Greek pharmaceutical companies have repeatedly been targeted for acquisition by major foreign-based pharmaceuticals or investment funds in the last decade. Firms that make products for third parties and those with notable research and development departments have proved the most attractive to international buyers. The two biggest deals to date added up to 1 billion euros, consultants who participated in the transactions tell Kathimerini.
Furthermore, foreign state-controlled entities have been scanning the local market either to buy out companies or to strike strategic agreements or partnerships. This category includes corporations from Russia as well as China. The capacity of production with competitive pricing aimed both at the domestic and the European markets is one reason, while two more are the high quality of services offered and Greece’s geographical proximity to major markets and commercial routes.
This is taking place in the context of an international trend observed over the last few decades whereby major pharmaceutical groups outsource the production of drugs to third parties to reduce their costs and focus on research and new drug development instead.
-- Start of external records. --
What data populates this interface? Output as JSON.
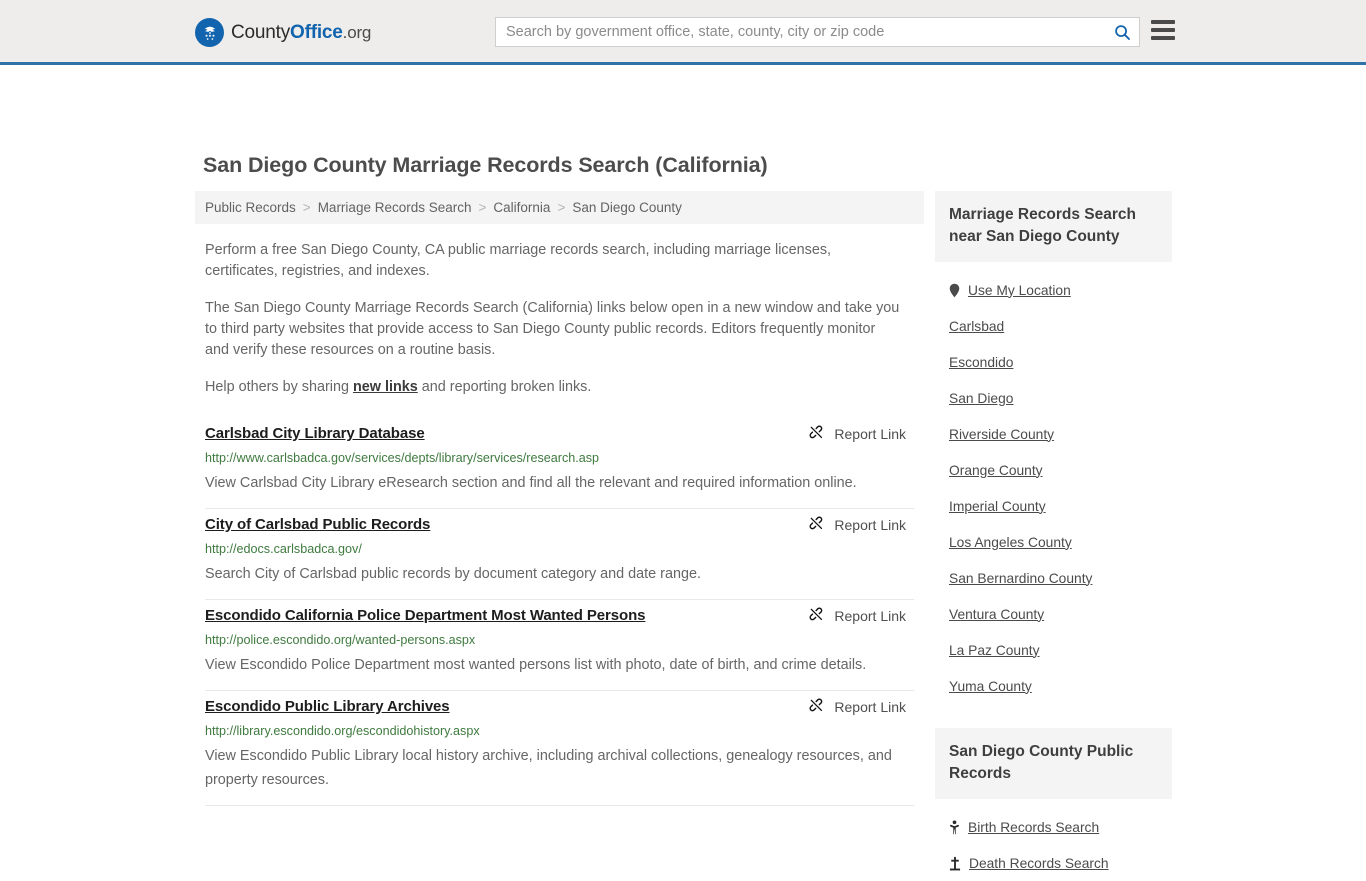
{
  "header": {
    "logo": {
      "icon": "eagle-seal-icon",
      "part1": "County",
      "part2": "Office",
      "part3": ".org"
    },
    "search": {
      "placeholder": "Search by government office, state, county, city or zip code",
      "value": "",
      "search_icon": "search-icon"
    },
    "menu_icon": "hamburger-menu-icon",
    "accent_color": "#2f72a8",
    "background_color": "#eeedec"
  },
  "page_title": "San Diego County Marriage Records Search (California)",
  "breadcrumb": {
    "separator": ">",
    "items": [
      {
        "label": "Public Records"
      },
      {
        "label": "Marriage Records Search"
      },
      {
        "label": "California"
      },
      {
        "label": "San Diego County"
      }
    ]
  },
  "intro": {
    "paragraph_1": "Perform a free San Diego County, CA public marriage records search, including marriage licenses, certificates, registries, and indexes.",
    "paragraph_2": "The San Diego County Marriage Records Search (California) links below open in a new window and take you to third party websites that provide access to San Diego County public records. Editors frequently monitor and verify these resources on a routine basis.",
    "paragraph_3_before": "Help others by sharing ",
    "paragraph_3_link": "new links",
    "paragraph_3_after": " and reporting broken links."
  },
  "report_link": {
    "label": "Report Link",
    "icon": "broken-link-icon"
  },
  "results": [
    {
      "title": "Carlsbad City Library Database",
      "url": "http://www.carlsbadca.gov/services/depts/library/services/research.asp",
      "description": "View Carlsbad City Library eResearch section and find all the relevant and required information online."
    },
    {
      "title": "City of Carlsbad Public Records",
      "url": "http://edocs.carlsbadca.gov/",
      "description": "Search City of Carlsbad public records by document category and date range."
    },
    {
      "title": "Escondido California Police Department Most Wanted Persons",
      "url": "http://police.escondido.org/wanted-persons.aspx",
      "description": "View Escondido Police Department most wanted persons list with photo, date of birth, and crime details."
    },
    {
      "title": "Escondido Public Library Archives",
      "url": "http://library.escondido.org/escondidohistory.aspx",
      "description": "View Escondido Public Library local history archive, including archival collections, genealogy resources, and property resources."
    }
  ],
  "sidebar": {
    "nearby": {
      "heading": "Marriage Records Search near San Diego County",
      "items": [
        {
          "label": "Use My Location",
          "icon": "map-pin-icon"
        },
        {
          "label": "Carlsbad",
          "icon": ""
        },
        {
          "label": "Escondido",
          "icon": ""
        },
        {
          "label": "San Diego",
          "icon": ""
        },
        {
          "label": "Riverside County",
          "icon": ""
        },
        {
          "label": "Orange County",
          "icon": ""
        },
        {
          "label": "Imperial County",
          "icon": ""
        },
        {
          "label": "Los Angeles County",
          "icon": ""
        },
        {
          "label": "San Bernardino County",
          "icon": ""
        },
        {
          "label": "Ventura County",
          "icon": ""
        },
        {
          "label": "La Paz County",
          "icon": ""
        },
        {
          "label": "Yuma County",
          "icon": ""
        }
      ]
    },
    "public_records": {
      "heading": "San Diego County Public Records",
      "items": [
        {
          "label": "Birth Records Search",
          "icon": "baby-icon"
        },
        {
          "label": "Death Records Search",
          "icon": "grave-cross-icon"
        }
      ]
    }
  }
}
The first major deal in the Greek sector took place in 2011, when New York-listed Watson Pharmaceuticals bought out local firm Specifar for 400 million euros. Watson wanted to buy Specifar in order to concede part of its production to the Greek generic drugs company.
A few years later, in 2015, by which time Greek pharmaceutical R&D had started attracting interest from abroad, according to investment bankers, British private equity fund BC Partners acquired a controlling stake in Greece’s Pharmathen. A year earlier, in November 2014, the European Investment Bank had signed a five-year contract worth 25 million euros with the pharmaceutical group to fund its research, development and innovation activities.
Today the four systemic banks that are the new owners of Greek firm Famar – with production units in Greece, other European countries and Canada – hope that once its finances improve it will attract significant buying interest, given also the involvement of Pillarstone, KKR’s European debt settlement subsidiary, which should facilitate the sale process.